2De multiples hypothèses ont été formulées afin d’expliquer le succès de ce signe à partir de novembre 2018 : il correspondrait, mieux que la banderole par exemple – supposant une organisation plus collective, plus structurée – à la spontanéité et aux démarches plus individuelles qui caractérisent le mouvement. Il aurait été favorisé, aussi, par l’abandon rapide des pancartes et banderoles face à la violence de la répression – le gilet constituant un support plus léger, n’entravant pas les déplacements lors des mouvements de foule. Les objets de cortège privilégiés peuvent-ils ainsi nous renseigner sur les caractéristiques d’un mouvement social ?
3Dans tous les cas, le gilet jaune est devenu non seulement un signe mais un support d’écriture, dans le cadre de manifestations qui oscillent, si l’on reprend la terminologie de Danièle Tartawkovsy, entre « insurrection », lors desquelles les écrits s’en prennent aux inscriptions officielles qui affirment le pouvoir dans la ville, et « pétition », les écrits s’adressant également au pouvoir, en se faisant les relais matériels et visibles des revendications. Parmi les actes d’écriture très divers lors du soulèvement – graffer l’arc de Triomphe, peindre une banderole sur un rond-point, rédiger un tract à l’ordinateur… –, écrire sur son gilet jaune en devient l’un des plus courants et partagés. Les slogans inscrits sur les gilets ont déjà donné lieu à d’importantes analyses sémiologiques, rhétoriques et poétiques2, mais qui s’en tiennent à un corpus décontextualisé – celui du très riche inventaire réuni par le collectif Plein le dos par exemple, qui a recueilli des milliers d’images de dos de Gilets jaunes lors des Actes, c’est-à-dire des manifestations dans les villes françaises3.

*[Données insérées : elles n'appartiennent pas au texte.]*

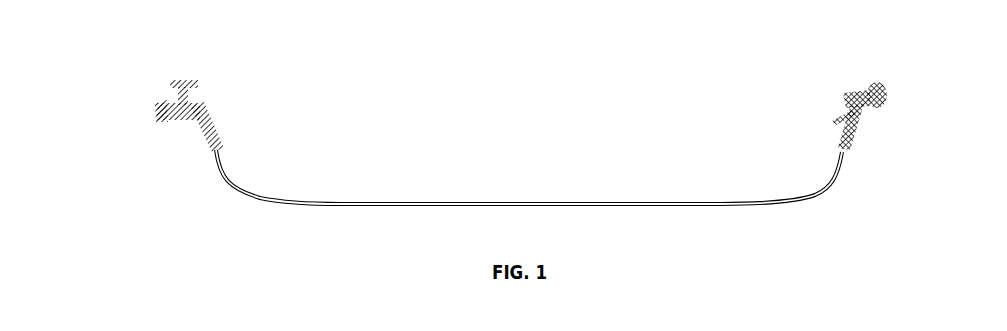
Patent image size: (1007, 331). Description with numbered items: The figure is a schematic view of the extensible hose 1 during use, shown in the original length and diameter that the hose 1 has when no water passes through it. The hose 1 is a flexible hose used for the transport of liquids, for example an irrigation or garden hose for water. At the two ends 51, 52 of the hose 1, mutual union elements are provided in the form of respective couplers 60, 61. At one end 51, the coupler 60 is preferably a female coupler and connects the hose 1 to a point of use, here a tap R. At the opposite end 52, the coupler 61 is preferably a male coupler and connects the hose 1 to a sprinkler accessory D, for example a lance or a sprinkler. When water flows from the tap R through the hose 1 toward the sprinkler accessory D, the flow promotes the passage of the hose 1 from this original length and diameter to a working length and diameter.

The extensible hose 1 is at (538, 203).
The tap R is at (193, 111).
The end of hose 51 is at (231, 152).
The coupler 60 is at (205, 138).
The sprinkler accessory D is at (884, 96).
The coupler 61 is at (841, 148).
The end of hose 52 is at (853, 159).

4Le travail exposé ici sous la forme d’une série de remarques cherche à réfléchir, à partir d’une amorce d’enquête qualitative par entretiens4, aux apports heuristiques du terrain pour penser et analyser les écritures de la contestation. Il s’inscrit dans l’expérimentation plus générale de pratiques ethnographiques dans les études littéraires (Roussigné, 2023). Quand les textes sur les gilets ont-ils été écrits ? Par qui ? Pourquoi ou pour quoi ? À qui s’adressaient-ils ? Combien de gilets, quels mots rajoutés, quels nouveaux slogans, par qui, quand, comment ?Que deviennent ces gilets, quel sens revêtent-ils aujourd’hui pour celles et ceux qui ont pu les conserver ? De telles questions promettent un atterrissage, une réinscription de ces écrits dans les tissus sociaux, temporels et sémantiques qui les ont vus naître. L’enquête par entretien peut ainsi permettre une saisie affinée des enjeux liés à ces actes d’écriture, à leurs supports et leurs significations.
Justifications.
Moi ce que j’ai écrit sur mon dos [Justice sociale, Justice fiscale, Justice environnementale], c’est parce que je fais partie des baby-boomers. On a tout eu. Il suffisait qu’on lève le bras pour prendre les pommes ou qu’on s’abaisse pour prendre les fraises. […] Ce choix de slogan, c’est lié aux générations après. Eux ils souffrent vraiment de pas de justice sociale. On n’a qu’à voir ce qu’il se passe à l’école, à l’hôpital. […] « Justice » m’est apparu à ce moment-là, j’ai ressenti exactement la même chose en novembre que ce que j’ai entendu dans les témoignages des autres gilets à la radio. C’est de la justice que je veux. On met 2,4 % de CSG pour les petites retraites, 25 % pour les grosses. Justice, le kérozène qui n’est pas taxé, alors [qu’]on taxe le diesel… Tous les bobos qui vont deux jours à Venise ? Et le mois d’après c’est 2 jours à Barcelone ? Et ils payent que 70€ ! Alors que le plombier… […] Moi je ne signe plus aucun tract, je n’interviens plus nulle part (encore samedi je suis intervenue au marrainage des sans-papier de Montreuil) – sans mobiliser cette notion de justice. Pour moi, c’est mon socle. C’est mes trois piliers. C’est mon déambulateur quelquefois je dis, tu sais à trois roues là. Ces mots sont toujours en direction de ceux qui nous gouvernent, mais aussi maintenant en direction de nos puissants tout court, ceux qui peuvent nous écraser à n’importe quel moment. […] Avant je luttais avant tout politiquement. Là je lutte socialement. C’est tout à fait différent. Et ça je le sais bien. Je ne lutte plus seulement avec des mots, des idées, des concepts, une idéologie. Je vis mon idéologie en étant gilet jaune, ce que je n’avais jamais fait avant. Tout le monde disait, C., son gilet, c’est son pyjama ! Quand j’ai perdu – enfin je suis sûre que… – je suis allée ensuite à une manif des mal-logés à Montreuil, deux trois personnes m’ont vu sans le gilet :“ qu’est-ce qui t’est arrivé ?” J’en ai pleuré, tu peux pas t’imaginer comme j’ai pleuré. Ce symbole, c’est pas rien. (extrait d’entretien n° 1. Mai 2022.)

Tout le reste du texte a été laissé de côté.